重症では意識レベルの低下や苦痛のため話すことができないケースがあります。その場合は家族や施設職員からの状況聴取、前医からの紹介状、バイタルサインが鑑別診断を考えるために大変参考となります。
③ 質問者 : 研修医一年目 兵庫県
質問内容 : 攻める問診をするためにはきちんとした鑑別診断があると思うのですが、鑑別診断を鍛えるためにはどのように研修を送ればよろしいでしょうか?先生方はどのように鍛えていかれたのでしょうか?
医学書(教科書、診療マニュアル)や医学雑誌(症例をもとに診断推論が展開されている記事)を読んでいると、「キーワード」から数個の鑑別診断が展開されていることに気がつく場合があります。たとえば、「大球性貧血」から想起される疾患には、ビタミンB12/葉酸欠乏、骨髄異形成症候群、アルコール多飲、甲状腺機能低下症、溶血性貧血があります。そのような「キーワード」からの展開をメモし集めておくと診断推論が楽になります。
④ 質問者 :研修医
質問内容 : 既往歴を聴く際にいつもどのような聞き方をすれば良いのか迷います。今までにあるいは現在ご病気はしていますかと聞いてもDMやHTは病気だと思っていない患者さんもいたりして上手く既往歴を拾えないことがありました。上手い問診法をお教えいただければ幸いです。

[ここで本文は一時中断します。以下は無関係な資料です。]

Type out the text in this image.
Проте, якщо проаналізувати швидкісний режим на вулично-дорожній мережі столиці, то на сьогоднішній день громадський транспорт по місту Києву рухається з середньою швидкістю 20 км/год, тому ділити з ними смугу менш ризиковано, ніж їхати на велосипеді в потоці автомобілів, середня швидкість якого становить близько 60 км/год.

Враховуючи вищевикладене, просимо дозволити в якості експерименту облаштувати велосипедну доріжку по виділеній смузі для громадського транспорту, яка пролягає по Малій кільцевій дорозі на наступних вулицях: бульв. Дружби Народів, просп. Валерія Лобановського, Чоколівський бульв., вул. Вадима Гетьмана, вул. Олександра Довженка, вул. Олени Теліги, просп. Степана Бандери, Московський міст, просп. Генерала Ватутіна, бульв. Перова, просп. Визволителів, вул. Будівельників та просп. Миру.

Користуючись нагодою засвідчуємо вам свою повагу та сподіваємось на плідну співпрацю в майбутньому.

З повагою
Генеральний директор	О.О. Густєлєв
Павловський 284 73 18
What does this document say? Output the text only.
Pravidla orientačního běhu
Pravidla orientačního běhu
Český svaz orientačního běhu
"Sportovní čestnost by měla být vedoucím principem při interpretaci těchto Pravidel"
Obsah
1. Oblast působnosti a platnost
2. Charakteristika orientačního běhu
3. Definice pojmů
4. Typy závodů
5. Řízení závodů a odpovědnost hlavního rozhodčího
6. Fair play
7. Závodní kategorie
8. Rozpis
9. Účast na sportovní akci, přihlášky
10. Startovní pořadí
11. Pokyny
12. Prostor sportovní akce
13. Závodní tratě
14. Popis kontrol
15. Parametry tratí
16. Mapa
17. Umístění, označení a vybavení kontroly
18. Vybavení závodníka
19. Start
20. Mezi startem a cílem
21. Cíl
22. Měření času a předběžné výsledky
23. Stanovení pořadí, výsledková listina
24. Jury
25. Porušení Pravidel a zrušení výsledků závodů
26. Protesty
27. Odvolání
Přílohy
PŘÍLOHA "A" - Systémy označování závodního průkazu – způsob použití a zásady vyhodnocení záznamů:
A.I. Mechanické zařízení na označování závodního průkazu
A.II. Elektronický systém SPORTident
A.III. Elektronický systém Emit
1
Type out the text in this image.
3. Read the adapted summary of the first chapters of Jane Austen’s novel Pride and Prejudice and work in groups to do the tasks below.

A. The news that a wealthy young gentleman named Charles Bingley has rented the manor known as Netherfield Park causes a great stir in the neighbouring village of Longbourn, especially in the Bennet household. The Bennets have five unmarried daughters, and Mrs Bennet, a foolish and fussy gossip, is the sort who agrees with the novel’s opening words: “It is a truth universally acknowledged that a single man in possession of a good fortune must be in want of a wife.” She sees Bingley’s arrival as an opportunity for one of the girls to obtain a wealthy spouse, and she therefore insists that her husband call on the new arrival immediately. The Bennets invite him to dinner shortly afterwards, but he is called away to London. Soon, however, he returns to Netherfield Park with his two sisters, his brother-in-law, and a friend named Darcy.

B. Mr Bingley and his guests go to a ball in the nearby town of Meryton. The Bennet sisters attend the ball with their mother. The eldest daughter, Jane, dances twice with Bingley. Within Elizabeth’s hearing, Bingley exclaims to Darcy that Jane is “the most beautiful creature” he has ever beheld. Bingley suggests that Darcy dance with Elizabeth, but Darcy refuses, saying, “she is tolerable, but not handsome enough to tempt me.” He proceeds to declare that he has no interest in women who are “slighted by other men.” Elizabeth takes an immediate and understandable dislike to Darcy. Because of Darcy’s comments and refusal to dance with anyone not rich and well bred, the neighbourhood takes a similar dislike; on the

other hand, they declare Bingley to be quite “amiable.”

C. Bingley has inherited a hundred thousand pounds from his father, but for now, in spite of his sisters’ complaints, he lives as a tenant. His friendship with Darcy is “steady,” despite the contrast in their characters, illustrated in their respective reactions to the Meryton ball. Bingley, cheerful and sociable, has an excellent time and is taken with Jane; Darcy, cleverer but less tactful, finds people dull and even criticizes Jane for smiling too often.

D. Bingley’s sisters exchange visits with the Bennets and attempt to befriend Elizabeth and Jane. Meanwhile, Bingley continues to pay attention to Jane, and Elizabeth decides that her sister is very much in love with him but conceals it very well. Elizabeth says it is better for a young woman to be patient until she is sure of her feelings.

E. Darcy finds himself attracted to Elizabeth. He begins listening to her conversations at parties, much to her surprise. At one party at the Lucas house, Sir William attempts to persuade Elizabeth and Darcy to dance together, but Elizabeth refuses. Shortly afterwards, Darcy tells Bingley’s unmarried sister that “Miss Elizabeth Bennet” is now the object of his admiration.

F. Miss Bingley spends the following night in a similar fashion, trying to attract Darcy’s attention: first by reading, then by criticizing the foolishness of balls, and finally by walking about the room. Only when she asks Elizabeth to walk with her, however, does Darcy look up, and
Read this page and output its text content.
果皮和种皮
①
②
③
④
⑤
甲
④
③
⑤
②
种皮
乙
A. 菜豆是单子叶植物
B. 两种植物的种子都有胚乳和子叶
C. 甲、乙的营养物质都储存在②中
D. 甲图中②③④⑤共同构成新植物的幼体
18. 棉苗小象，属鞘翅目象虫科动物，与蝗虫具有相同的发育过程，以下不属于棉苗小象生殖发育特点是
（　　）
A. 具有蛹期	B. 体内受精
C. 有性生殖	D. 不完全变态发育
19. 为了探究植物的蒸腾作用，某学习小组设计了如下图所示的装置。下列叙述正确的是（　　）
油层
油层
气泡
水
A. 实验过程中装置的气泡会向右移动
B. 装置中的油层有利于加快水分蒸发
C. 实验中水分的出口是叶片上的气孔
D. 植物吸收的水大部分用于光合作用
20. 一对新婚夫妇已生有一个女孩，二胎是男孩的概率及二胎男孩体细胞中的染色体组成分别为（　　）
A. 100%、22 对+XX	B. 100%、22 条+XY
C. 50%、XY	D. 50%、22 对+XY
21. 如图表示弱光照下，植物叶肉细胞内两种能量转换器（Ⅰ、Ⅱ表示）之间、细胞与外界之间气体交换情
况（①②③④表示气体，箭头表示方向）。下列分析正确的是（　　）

糖尿病や高血圧は鑑別診断を考えていくうえで非常に重要な疾患なので、私は「糖尿病や高血圧はありませんか」と全ての患者さんに必ず聞くこととしています。鑑別診断を展開していくために必要な疾患は自分から聞くのがよいと思います。
⑤ 質問者 : 医師 内科 50代
質問内容 : SIRS診断をつける意味合いは、予後推定でしょうか。インフルエンザをはじめとする急性ウイルス感染症でもこうしたバイタルサインになることはあると思いますが、白血球計測が必要なのでしょうか。
私はSIRS基準を予後推定ではなく、来院される多くの患者さんの中から敗血症の恐れがある方をスクリーニングするために使っています。ご指摘のように敗血症以外の疾患でもこの基準を満たすことがあるため確定診断には使えません。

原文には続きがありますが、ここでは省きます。